CASE STUDIES
Case Studies
Real deployments. Honest results.
We publish case studies on completed deployments where we have permission to share data and where the results are representative. We do not cherry-pick. Where deployments have underperformed initial projections, we include the context. Automation is not a panacea, and we think you deserve an accurate picture.
Case Study 1, Regional Distribution Center (Warehousing & Logistics)
| Field | Detail |
|---|---|
| Client | Midwest Regional 3PL. |
| Industry | Warehousing & Logistics. |
| Key Result | 34% reduction in picker travel time; 22% throughput increase. |
| Deployment | 12 mid-range AMRs across a 180,000 sq ft facility over 8 weeks. Integrated with existing WMS. |

Background
A third-party logistics provider operating a mixed SKU fulfillment center faced chronic understaffing on second and third shifts. Manual cart pushing accounted for an estimated 40% of picker labor hours.

Deployment
12 mid-range AMRs were configured to handle goods-to-person transport between storage zones and pick stations. WMS integration was completed in 6 weeks via standard API connector.

Results (Months 1–6)
- Average picker travel time fell 34%.
- Overall order throughput increased 22%.
- Picker satisfaction scores improved; workers reported less physical fatigue.
- Robot utilization averaged 84% across the fleet in steady-state operation.
Honest Caveat: Integration with the customer’s legacy WMS required 3 weeks of custom mapping work not anticipated in the original timeline.
Case Study 2, Community Hospital (Healthcare)
| Field | Detail |
|---|---|
| Client | 150-bed Community Hospital. |
| Industry | Healthcare. |
| Key Result | 2.1 clinical staff hours recovered per shift; 99.1% delivery accuracy. |
| Deployment | 4 light-duty AMRs for medication, supply, and linen transport.

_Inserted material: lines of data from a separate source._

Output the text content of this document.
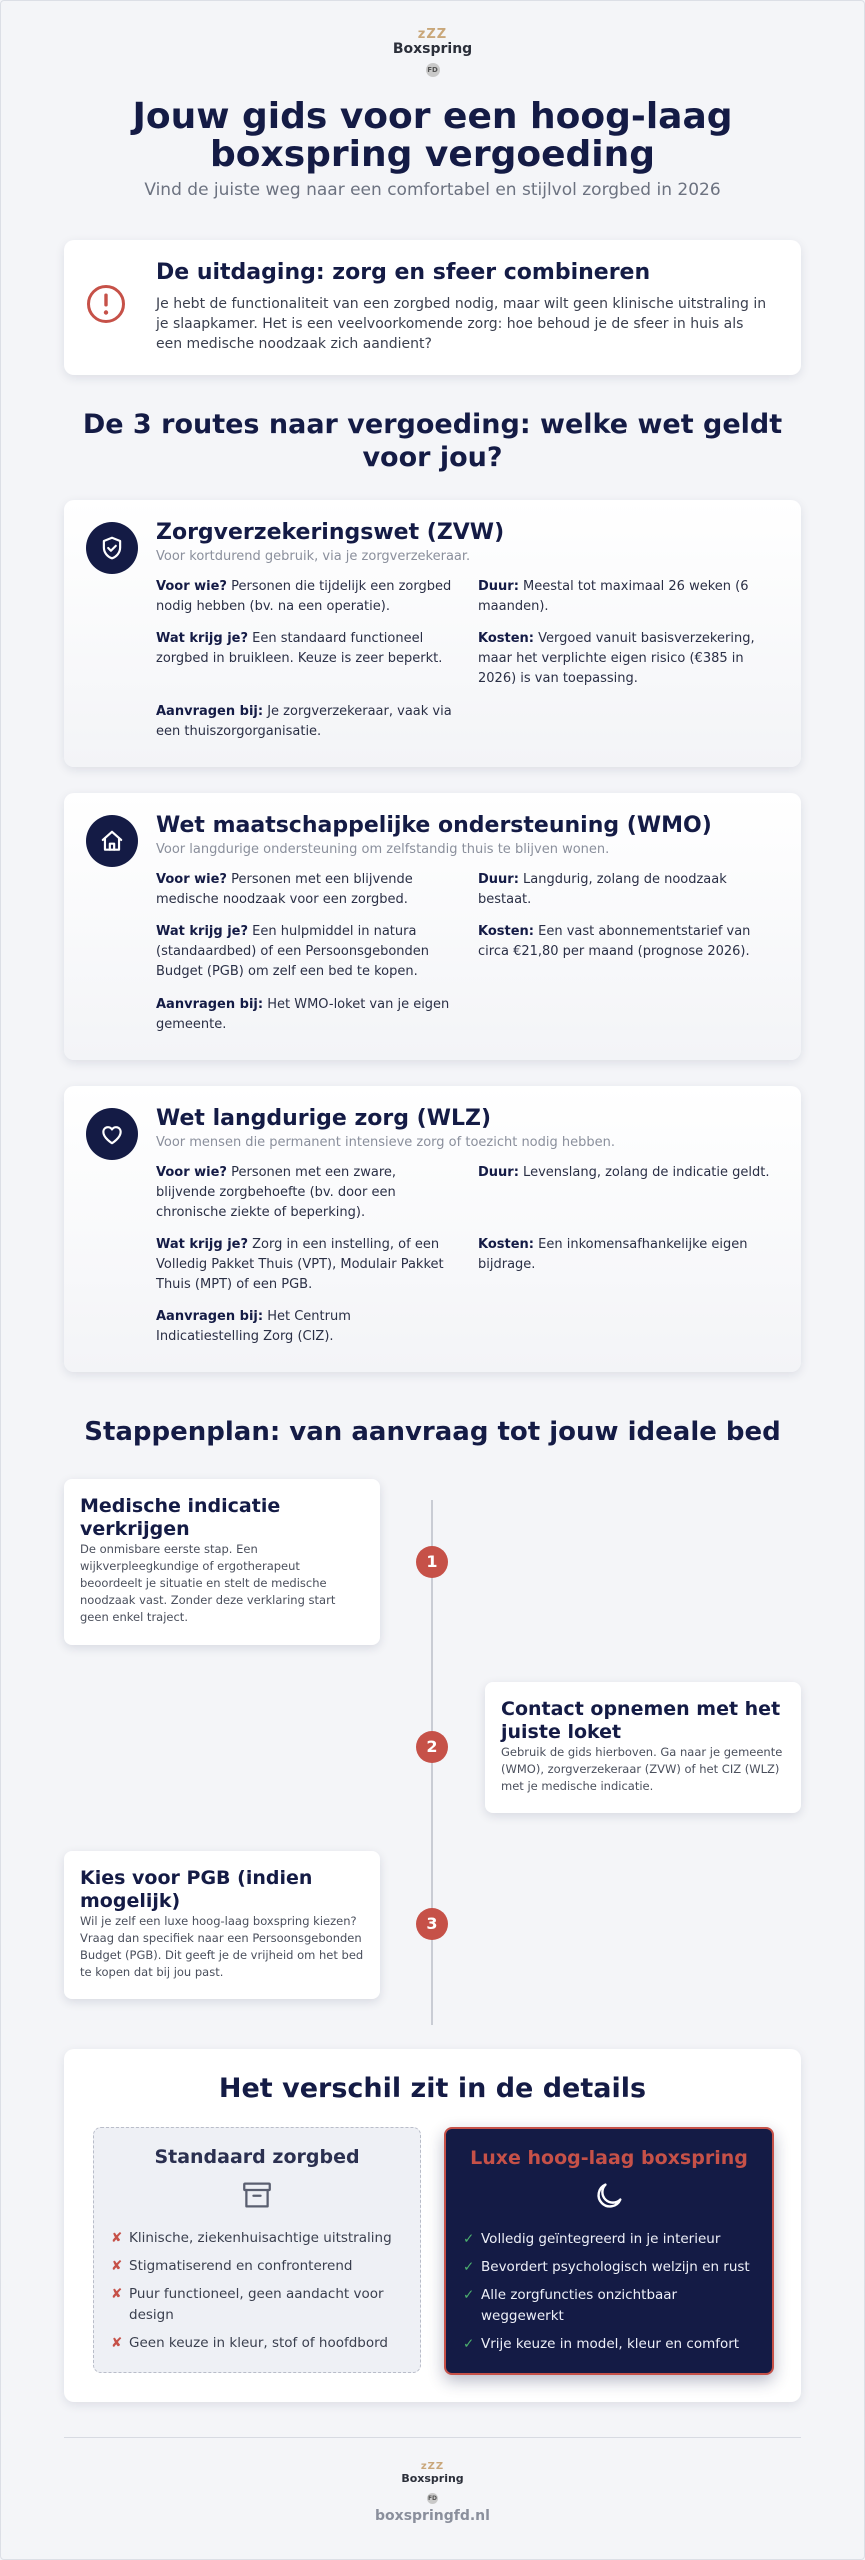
zZZ
Boxspring
FD
Jouw gids voor een hoog-laag boxspring vergoeding
Vind de juiste weg naar een comfortabel en stijlvol zorgbed in 2026
De uitdaging: zorg en sfeer combineren
Je hebt de functionaliteit van een zorgbed nodig, maar wilt geen klinische uitstraling in je slaapkamer. Het is een veelvoorkomende zorg: hoe behoud je de sfeer in huis als een medische noodzaak zich aandient?
De 3 routes naar vergoeding: welke wet geldt voor jou?
Zorgverzekeringswet (ZVW)
Voor kortdurend gebruik, via je zorgverzekeraar.
Voor wie? Personen die tijdelijk een zorgbed nodig hebben (bv. na een operatie).
Wat krijg je? Een standaard functioneel zorgbed in bruikleen. Keuze is zeer beperkt.
Aanvragen bij: Je zorgverzekeraar, vaak via een thuiszorgorganisatie.
Duur: Meestal tot maximaal 26 weken (6 maanden).
Kosten: Vergoed vanuit basisverzekering, maar het verplichte eigen risico (€385 in 2026) is van toepassing.
Wet maatschappelijke ondersteuning (WMO)
Voor langdurige ondersteuning om zelfstandig thuis te blijven wonen.
Voor wie? Personen met een blijvende medische noodzaak voor een zorgbed.
Wat krijg je? Een hulpmiddel in natura (standaardbed) of een Persoonsgebonden Budget (PGB) om zelf een bed te kopen.
Aanvragen bij: Het WMO-loket van je eigen gemeente.
Duur: Langdurig, zolang de noodzaak bestaat.
Kosten: Een vast abonnementstarief van circa €21,80 per maand (prognose 2026).
Wet langdurige zorg (WLZ)
Voor mensen die permanent intensieve zorg of toezicht nodig hebben.
Voor wie? Personen met een zware, blijvende zorgbehoefte (bv. door een chronische ziekte of beperking).
Wat krijg je? Zorg in een instelling, of een Volledig Pakket Thuis (VPT), Modulair Pakket Thuis (MPT) of een PGB.
Aanvragen bij: Het Centrum Indicatiestelling Zorg (CIZ).
Duur: Levenslang, zolang de indicatie geldt.
Kosten: Een inkomensafhankelijke eigen bijdrage.
Stappenplan: van aanvraag tot jouw ideale bed
Medische indicatie verkrijgen
De onmisbare eerste stap. Een wijkverpleegkundige of ergotherapeut beoordeelt je situatie en stelt de medische noodzaak vast. Zonder deze verklaring start geen enkel traject.
1
Contact opnemen met het juiste loket
Gebruik de gids hierboven. Ga naar je gemeente (WMO), zorgverzekeraar (ZVW) of het CIZ (WLZ) met je medische indicatie.
2
Kies voor PGB (indien mogelijk)
Wil je zelf een luxe hoog-laag boxspring kiezen? Vraag dan specifiek naar een Persoonsgebonden Budget (PGB). Dit geeft je de vrijheid om het bed te kopen dat bij jou past.
3
Het verschil zit in de details
Standaard zorgbed
✘ Klinische, ziekenhuisachtige uitstraling
✘ Stigmatiserend en confronterend
✘ Puur functioneel, geen aandacht voor design
✘ Geen keuze in kleur, stof of hoofdbord
Luxe hoog-laag boxspring
✓ Volledig geïntegreerd in je interieur
✓ Bevordert psychologisch welzijn en rust
✓ Alle zorgfuncties onzichtbaar weggewerkt
✓ Vrije keuze in model, kleur en comfort
zZZ
Boxspring
FD
boxspringfd.nl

Multi-floor navigation via elevator integration. |

Background
A community hospital identified that nursing staff spent an average of 2.4 hours per 12-hour shift on transport tasks unrelated to patient care, moving medications, supplies, and linens between storage areas and patient floors.

Deployment
4 light-duty AMRs were deployed across two floors with elevator integration for multi-floor runs. Infection control configuration included closed-container attachment for waste and linen transport.

Results (Months 1–6)
- Clinical staff recovered an average of 2.1 hours per shift for patient-facing tasks.
- Medication delivery accuracy was 99.1% (vs. an estimated 96.3% baseline for manual transport).
- Staff acceptance, measured by a post-deployment survey, was 82% positive after a 3-week orientation period.
Case Study 3, Upscale Hotel (Hospitality)
| Field | Detail |
|---|---|
| Client | 250-room Urban Hotel. |
| Industry | Hospitality. |
| Key Result | Guest satisfaction score +0.4 pts; housekeeping cart trips reduced 38%. |
| Deployment | 2 mid-range AMRs for amenity delivery and linen transport. |

Background
A 250-room urban hotel sought to reduce the time housekeeping staff spent transporting linens and amenity orders between floors and service areas, and to create a differentiated guest experience for in-room delivery
requests.
requests.

Deployment
2 mid-range AMRs handled amenity delivery (F&B orders, toiletries, rollaway requests) and linen transport between laundry and floor linen closets. Elevator integration was required and installed in 2 weeks.

Results (Months 1–6)
- Housekeeping cart transport trips reduced 38%.
- Overall order throughput increased 22%.
- Guest satisfaction scores (in-stay survey, delivery category) improved by 0.4 points on a 5-point scale.
- Housekeeping staff reported meaningful relief from physical transport workload.
Honest Caveat: Robot novelty generated high guest interaction in the first 8 weeks, including some instances of guests blocking robots in corridors. This stabilized naturally by week 10. Long-term satisfaction correlates with reliability, not novelty.